How much do you trust your financial adviser? Enough to listen to him or her when you don’t agree? A new survey shows that most advisers and clients have different opinions on measuring a portfolio’s performance, according to Russell Investment.
Advisers (53%) measure a portfolio’s performance based on its progress toward meeting the clients investing goals, compared to only 29% of clients. Instead, clients like to see short-term factors. More than half (54%) look at one-year returns, 49% at the portfolio’s absolute return and 41% at the portfolio’s volatility.
"With the market volatility seen in 2011, it's not surprising that individual investors are fixated on one-year returns and portfolio volatility," said Frank Pape, director of consulting services for Russell. “But there is little actionable value in these short-term, backward-looking measures for the individual investor.”
In general clients are still pessimistic about the market whereas 78% of advisers were optimistic about the market over the next three years. Only 18% of clients seemed optimistic, but even this low number is higher than the 9% from December.
Despite this pessimism, clients still have higher expectations for portfolio returns than their advisers.
"The broad equity markets have already met or surpassed the expectations of advisors and their clients…” Pape said. “But we are only three months into the year and anything could happen.
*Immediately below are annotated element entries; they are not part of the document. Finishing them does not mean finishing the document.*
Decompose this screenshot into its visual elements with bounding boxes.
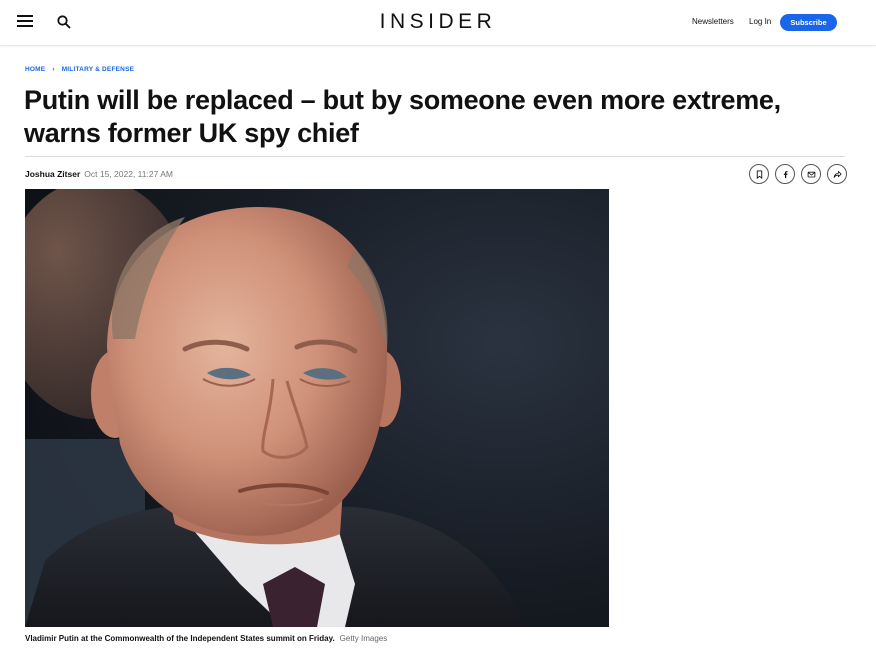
breadcrumb-home[interactable]: HOME [25,66,45,73]
breadcrumb: HOME › MILITARY & DEFENSE [25,66,134,73]
site-header: INSIDER Newsletters Log In Subscribe [0,0,876,46]
byline: Joshua Zitser Oct 15, 2022, 11:27 AM [25,169,173,179]
login-link[interactable]: Log In [749,17,771,26]
menu-icon[interactable] [17,15,33,29]
email-icon[interactable] [801,164,821,184]
bookmark-icon[interactable] [749,164,769,184]
share-toolbar [749,164,847,184]
image-caption: Vladimir Putin at the Commonwealth of th… [25,634,387,643]
newsletters-link[interactable]: Newsletters [692,17,734,26]
caption-text: Vladimir Putin at the Commonwealth of th… [25,634,335,643]
share-icon[interactable] [827,164,847,184]
breadcrumb-section[interactable]: MILITARY & DEFENSE [62,66,134,73]
author-link[interactable]: Joshua Zitser [25,169,80,179]
article-headline: Putin will be replaced – but by someone … [24,85,781,148]
publish-date: Oct 15, 2022, 11:27 AM [84,169,173,179]
facebook-icon[interactable] [775,164,795,184]
article-hero-image [25,189,609,627]
search-icon[interactable] [56,14,72,30]
site-logo[interactable]: INSIDER [340,10,536,34]
image-credit: Getty Images [339,634,388,643]
chevron-right-icon: › [52,66,55,73]
divider [25,156,845,157]
subscribe-button[interactable]: Subscribe [780,14,837,31]
portrait-photo [25,189,609,627]
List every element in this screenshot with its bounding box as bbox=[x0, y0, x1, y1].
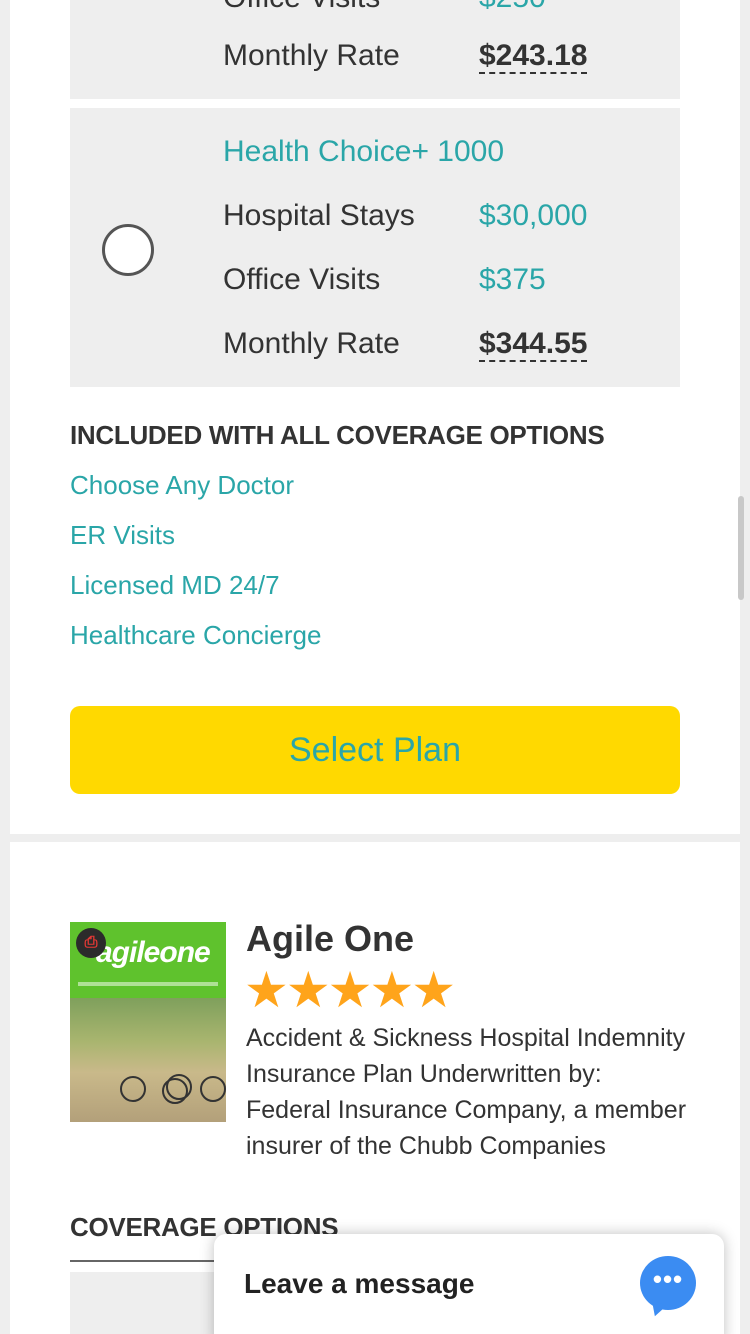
plan-row: Hospital Stays $30,000 bbox=[223, 196, 663, 236]
plan-option-health-choice-1000[interactable]: Health Choice+ 1000 Hospital Stays $30,0… bbox=[70, 108, 680, 387]
hospital-stays-value: $30,000 bbox=[479, 199, 588, 232]
monthly-rate-label: Monthly Rate bbox=[223, 39, 400, 72]
leave-message-label[interactable]: Leave a message bbox=[244, 1268, 474, 1300]
plan-card: Office Visits $250 Monthly Rate $243.18 … bbox=[10, 0, 740, 834]
monthly-rate-label: Monthly Rate bbox=[223, 327, 400, 360]
plan-row: Monthly Rate $243.18 bbox=[223, 36, 663, 76]
monthly-rate-value[interactable]: $243.18 bbox=[479, 40, 588, 74]
brochure-photo bbox=[70, 998, 226, 1122]
hospital-stays-label: Hospital Stays bbox=[223, 199, 415, 232]
monthly-rate-value[interactable]: $344.55 bbox=[479, 328, 588, 362]
office-visits-label: Office Visits bbox=[223, 0, 380, 18]
office-visits-label: Office Visits bbox=[223, 263, 381, 296]
included-coverage-title: INCLUDED WITH ALL COVERAGE OPTIONS bbox=[70, 420, 605, 450]
select-plan-button[interactable]: Select Plan bbox=[70, 706, 680, 794]
feature-link-healthcare-concierge[interactable]: Healthcare Concierge bbox=[70, 620, 321, 651]
bike-wheel-icon bbox=[120, 1076, 146, 1102]
pdf-icon[interactable]: ⎙ bbox=[76, 928, 106, 958]
bike-wheel-icon bbox=[166, 1074, 192, 1100]
feature-link-licensed-md[interactable]: Licensed MD 24/7 bbox=[70, 570, 280, 601]
feature-link-choose-any-doctor[interactable]: Choose Any Doctor bbox=[70, 470, 294, 501]
plan-option-previous[interactable]: Office Visits $250 Monthly Rate $243.18 bbox=[70, 0, 680, 99]
plan-row: Office Visits $375 bbox=[223, 260, 663, 300]
brochure-tagline-bar bbox=[78, 982, 218, 986]
brochure-thumbnail[interactable]: agileone ⎙ bbox=[70, 922, 226, 1122]
brochure-logo: agileone bbox=[96, 936, 211, 969]
chat-widget[interactable]: Leave a message ••• bbox=[214, 1234, 724, 1334]
plan-row: Office Visits $250 bbox=[223, 0, 663, 18]
chat-bubble-icon[interactable]: ••• bbox=[640, 1256, 696, 1310]
product-title: Agile One bbox=[246, 918, 415, 959]
page-scrollbar[interactable] bbox=[738, 496, 744, 600]
product-description: Accident & Sickness Hospital Indemnity I… bbox=[246, 1024, 687, 1160]
office-visits-value: $250 bbox=[479, 0, 546, 18]
feature-link-er-visits[interactable]: ER Visits bbox=[70, 520, 175, 551]
plan-radio-button[interactable] bbox=[102, 224, 154, 276]
plan-row: Monthly Rate $344.55 bbox=[223, 324, 663, 364]
star-rating: ★★★★★ bbox=[244, 962, 456, 1018]
plan-name: Health Choice+ 1000 bbox=[223, 135, 505, 168]
bike-wheel-icon bbox=[200, 1076, 226, 1102]
office-visits-value: $375 bbox=[479, 263, 546, 296]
We've also gotten here with very little volatility, so advisors must continually talk with their clients to set realistic expectations and refocus them on the most important success metrics for investing.”
The two groups also differ in which topics to discuss. Advisers like to talk about portfolio rebalancing/shifting asset allocation (41%), but only 11% of advisers say clients have raised these topics.
Other topics advisers are more likely to bring up are portfolio performance (34%) and running out of money in retirement (30%).
Clients are often interested in different topics because they are driven more by emotional needs than rational needs, Pape said.